Я сделала, как он просил. Мне не было страшно, откуда-то я знала, что в этом месте безопасно. Я дышала его дыханием. Я чувствовала, как его мысли перетекают в мои, тихие и загадочные, как тени, они быстро захватили меня. Но не как пленницу. За охраняющей завесой его мыслей я по-прежнему оставалась собой, и в то же время стала юным Финбаром, стоявшим на туманном закате на берегу озера, глядящим в глаза злу и чувствующим, что начинает изменяться, изменяться настолько, что разум готов воспринимать лишь то, что доступно дикому животному: холод, голод, опасность… еда, сон… яйца в гнезде, самка с изящно изогнутой шеей и гладкими перьями… рождение, смерть, потеря… холод, вода, невыразимый ужас преображения.
«Вот так это было для нас. Так это осталось для меня». — Он аккуратно отпустил меня. Я дрожала и чуть не плакала.
— Я не понимаю, — прошептала я. — Я не понимаю, зачем меня сюда привели. Почему ты решил открыться мне? Я же не друид.
«Может, и нет. Но у тебя есть дар. Могучий и опасный дар, похожий на мой собственный. Предвидение. Способность исцелять силой разума, которой ты пока едва пользовалась. Я вижу, что ты в беде. Я вижу тебя звеном в цепи, звеном, от которого многое зависит. Тебе необходимо научиться управлять своим даром, иначе он станет для тебя наказанием».
«Управлять? Видения приходят ко мне непрошеными. Я не могу понять, правдивы они или нет, вижу я будущее или прошлое».
На этот раз он заговорил вслух. Голос у него был хриплый, будто он давно им не пользовался.
— Видения напоминают головоломки, они сложны и обманчивы. А иногда ужасающе ясны. Здесь, в этом защищенном месте, их легче контролировать. Вне этой рощи тени сжимаются все теснее. Дай, я покажу. Что ты носишь глубоко-глубоко в сердце? Что бы тебе хотелось увидеть больше всего на свете? Посмотри на воду. Заставь мысли умолкнуть.
Я невольно оглянулась, не наблюдает ли за нами Конор. Его не было видно. Тогда я заставила себя замереть.
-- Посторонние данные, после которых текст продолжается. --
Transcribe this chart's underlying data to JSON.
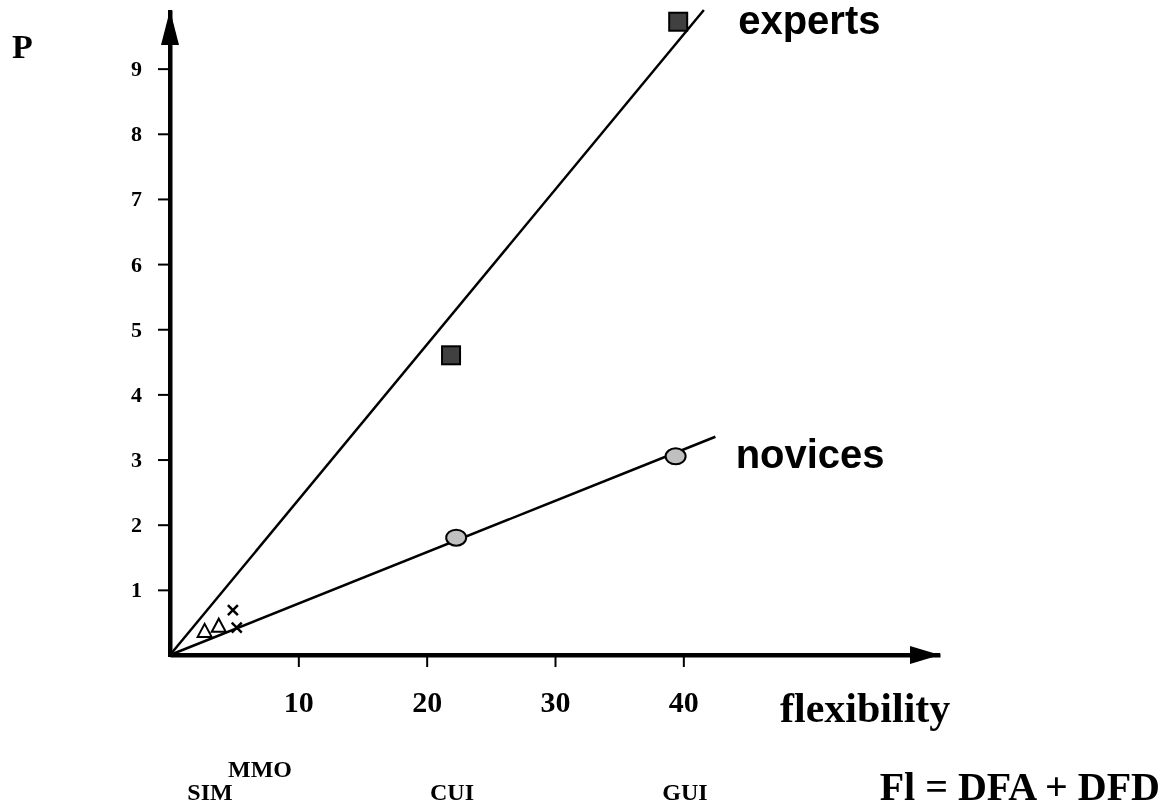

Я начала дышать глубоко и медленно, почувствовала, как время и место преображаются и застывают вокруг меня. В воде сверкнул какой-то свет, возникло цветное пятно, оно стало яснее и превратилось в картинку. Картинка дрожала и изменялась. Там было темно. Только свет небольшого светильника под сенью странного дерева с широкими перистыми листьями. Лампа освещала двоих. Один спал, завернутый в одеяло, и заплетенные в косички волосы разметались по его шоколадной коже. Возможно, он пытался побороть сон, чтобы побыть со своим другом в темноте, но усталость после боя наконец свалила его. Другой сидел, скрестив ноги, с длинным ножом в одной руке и камнем в другой. Он точил нож, точными, равномерными движениями — раз, и два, и три. Казалось, его глаза следят за монотонным движением стали, но ничего не видят. Временами, он смотрел вверх, словно надеясь, что небо посветлело, потом сдавался и снова принимался за работу. Лезвие этого ножа уже могло пройти сквозь человека, любую броню и вообще все, что угодно.
Руки у меня непроизвольно потянулись вперед, и я тихонько вскрикнула. В то же мгновение мужчина в воде посмотрел наверх, прямо мне в глаза. Выражение его лица ударило меня в самое сердце. Горечь, обида, желание, тоска. Не знаю, чего там было больше. Его глаза потрясенно распахнулись и медленно, очень медленно он опустил нож. А потом поднял руку, протянул ко мне свои разрисованные пальцы, и я в ответ тоже потянулась рукой, немного, еще чуть-чуть, и еще…
«Не трогай поверхность воды».
Но я уже коснулась ее, возникла рябь, и лицо Брана исчезло. Я выдохнула и села со слезами на глазах.
— Тебе это понадобится, Лиадан. Ты должна научиться, пока ты здесь. Учиться придется быстро и потом много практиковаться. Очень скоро подобный долгий путь и крутой подъем станут тебе не по зубам, по крайней мере, временно.